By Liangping Gao and Clare Jim
BEIJING/HONG KONG (Reuters) – A Chinese real estate think tank owned by KE Holdings on Thursday apologized for sparking a “heated public debate” with its report on rising home vacancy rates in China, and said its assessment may not be accurate enough.
The apology comes at a time when policymakers are urging banks to lend to real estate companies and local governments are relaxing down payment rules for home purchases as sales and confidence falter amid weak macroeconomic conditions.
A growing debt crisis in the real estate sector, which accounts for a quarter of the world’s second largest economy, has also increased the risk of social instability.
The Beike Research Institute released a report Aug. 5 after conducting a survey warning of oversupply due to high vacancy rates in major Chinese cities.
According to the report, the average vacancy rate in 28 major cities is higher than in the United States, Canada, France, Australia and the United Kingdom, with a vacancy rate of 7% in Tier 1 cities, including Beijing, and 12% in Tier 2 cities .
However, a statement published on its WeChat account on Thursday said the methodology used resulted in inaccurate data.
“The survey takes as an indicator whether an apartment has been unoccupied for three months, which does not fully reflect the actual situation,” it said.
Issues highlighted included discrepancies in survey responses, sampling and procedures were not standardized enough, coverage was not as comprehensive, and some data was incorrectly collected.
“We will verify the accuracy of the data with the housing, water and electricity departments,” it said.
The report could worsen sentiment in the troubled housing market, where some cash-strapped developers have defaulted on loans and bond repayments and homebuyers in several cities have refused to pay their mortgages over unfinished homes.
Beike declined to comment further when contacted by Reuters. The report is no longer available on his official WeChat account.
China does not provide official data on housing vacancy rates, and researchers’ findings are mixed.
Southwestern University of Finance and Economics in Chengdu, Sichuan, said in a 2018 report that the housing vacancy rate in urban areas nationwide was 21.4% in 2017, up from 18.4% in 2011. She cited Data from their China Household Finance Survey and the National Bureau of Statistics.
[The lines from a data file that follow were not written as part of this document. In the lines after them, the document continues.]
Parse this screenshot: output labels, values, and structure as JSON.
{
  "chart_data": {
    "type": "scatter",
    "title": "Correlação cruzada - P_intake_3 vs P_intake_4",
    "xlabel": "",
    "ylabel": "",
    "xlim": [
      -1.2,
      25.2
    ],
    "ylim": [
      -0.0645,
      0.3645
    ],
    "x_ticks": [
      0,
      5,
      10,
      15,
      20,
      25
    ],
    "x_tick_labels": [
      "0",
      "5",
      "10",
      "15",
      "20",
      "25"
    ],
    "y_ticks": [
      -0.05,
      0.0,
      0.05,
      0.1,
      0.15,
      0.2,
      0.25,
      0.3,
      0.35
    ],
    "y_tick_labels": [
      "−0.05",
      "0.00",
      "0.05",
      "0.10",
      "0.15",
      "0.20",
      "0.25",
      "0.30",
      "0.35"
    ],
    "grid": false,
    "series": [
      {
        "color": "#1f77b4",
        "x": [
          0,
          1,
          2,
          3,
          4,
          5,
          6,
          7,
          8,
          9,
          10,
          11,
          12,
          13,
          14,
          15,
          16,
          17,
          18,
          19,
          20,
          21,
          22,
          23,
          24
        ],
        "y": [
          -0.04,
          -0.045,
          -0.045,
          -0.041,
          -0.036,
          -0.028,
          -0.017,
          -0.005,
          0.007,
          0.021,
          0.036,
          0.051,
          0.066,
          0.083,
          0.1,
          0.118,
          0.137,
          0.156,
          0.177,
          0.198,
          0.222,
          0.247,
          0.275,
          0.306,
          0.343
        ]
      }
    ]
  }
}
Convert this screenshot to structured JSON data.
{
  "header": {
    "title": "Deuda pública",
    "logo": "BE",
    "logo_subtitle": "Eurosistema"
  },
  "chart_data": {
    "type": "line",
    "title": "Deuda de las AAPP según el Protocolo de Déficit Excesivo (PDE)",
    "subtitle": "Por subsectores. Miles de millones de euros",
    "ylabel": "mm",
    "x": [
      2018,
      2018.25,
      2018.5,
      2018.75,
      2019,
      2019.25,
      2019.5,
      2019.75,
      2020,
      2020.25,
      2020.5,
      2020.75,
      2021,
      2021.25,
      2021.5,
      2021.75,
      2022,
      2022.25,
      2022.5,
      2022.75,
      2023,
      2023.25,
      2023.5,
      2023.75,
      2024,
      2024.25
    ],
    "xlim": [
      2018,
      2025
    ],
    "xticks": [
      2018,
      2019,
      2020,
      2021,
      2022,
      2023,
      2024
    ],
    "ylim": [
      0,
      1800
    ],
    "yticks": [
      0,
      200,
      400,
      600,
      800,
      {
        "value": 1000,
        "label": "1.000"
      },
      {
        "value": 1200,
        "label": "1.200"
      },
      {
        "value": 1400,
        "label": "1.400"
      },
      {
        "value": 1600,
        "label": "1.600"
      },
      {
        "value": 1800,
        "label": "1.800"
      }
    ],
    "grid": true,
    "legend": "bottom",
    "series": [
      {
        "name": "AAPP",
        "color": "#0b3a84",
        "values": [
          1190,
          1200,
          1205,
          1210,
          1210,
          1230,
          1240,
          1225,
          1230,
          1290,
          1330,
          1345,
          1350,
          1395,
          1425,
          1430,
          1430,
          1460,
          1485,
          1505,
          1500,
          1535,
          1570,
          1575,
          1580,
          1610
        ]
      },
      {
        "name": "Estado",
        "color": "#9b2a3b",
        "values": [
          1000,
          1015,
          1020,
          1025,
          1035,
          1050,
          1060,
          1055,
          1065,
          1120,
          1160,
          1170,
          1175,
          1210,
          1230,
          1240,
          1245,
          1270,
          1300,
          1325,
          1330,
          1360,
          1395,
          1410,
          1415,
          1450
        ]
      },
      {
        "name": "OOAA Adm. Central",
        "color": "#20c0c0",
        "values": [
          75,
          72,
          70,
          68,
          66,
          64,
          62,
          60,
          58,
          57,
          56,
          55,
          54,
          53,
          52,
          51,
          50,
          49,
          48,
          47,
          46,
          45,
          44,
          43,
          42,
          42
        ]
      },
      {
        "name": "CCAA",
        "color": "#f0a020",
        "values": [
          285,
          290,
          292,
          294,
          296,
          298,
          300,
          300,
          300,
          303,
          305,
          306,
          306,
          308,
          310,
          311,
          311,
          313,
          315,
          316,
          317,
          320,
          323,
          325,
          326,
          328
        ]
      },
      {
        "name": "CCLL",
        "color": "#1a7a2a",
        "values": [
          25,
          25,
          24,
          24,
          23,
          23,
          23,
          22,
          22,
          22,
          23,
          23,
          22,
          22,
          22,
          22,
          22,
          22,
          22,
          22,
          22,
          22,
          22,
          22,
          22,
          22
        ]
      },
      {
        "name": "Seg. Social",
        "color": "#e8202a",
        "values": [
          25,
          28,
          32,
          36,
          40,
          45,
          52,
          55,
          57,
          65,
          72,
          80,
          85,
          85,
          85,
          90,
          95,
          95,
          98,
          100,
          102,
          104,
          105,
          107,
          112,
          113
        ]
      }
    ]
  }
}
Investment bank China International Capital Corporation Limited estimated the vacancy rate in urban areas at 12.1% in 2017 in a report.
She put the rate for non-village cities at 9.7%, which was “significantly lower” than mature markets like the United States and Japan.
Zhang Dawei, chief analyst at real estate agency Centaline, said the vacancy rate should be released by the government.
“It is impossible for a private institution to obtain genuine data, such data must be released with caution, which easily leads to market panic,” Zhang said.
A Tuesday Weibo post by financial news agency Yicai citing the report showed 56,000 likes and 6,017 comments in one day.
Others suggested that more needs to be done to bring prices down.
“The real estate market is in a state of deformity, resulting in ridiculously high prices and vacant homes in many places,” commented one netizen.
“If prices don’t go down, it will be difficult to increase people’s sense of harmony,” lamented another.
In another thread with the hashtag “Beike’s apologies for high vacancy rate,” which garnered over 38 million hits by the afternoon, a netizen said, “(Beike）has received a warning from the relevant authorities.”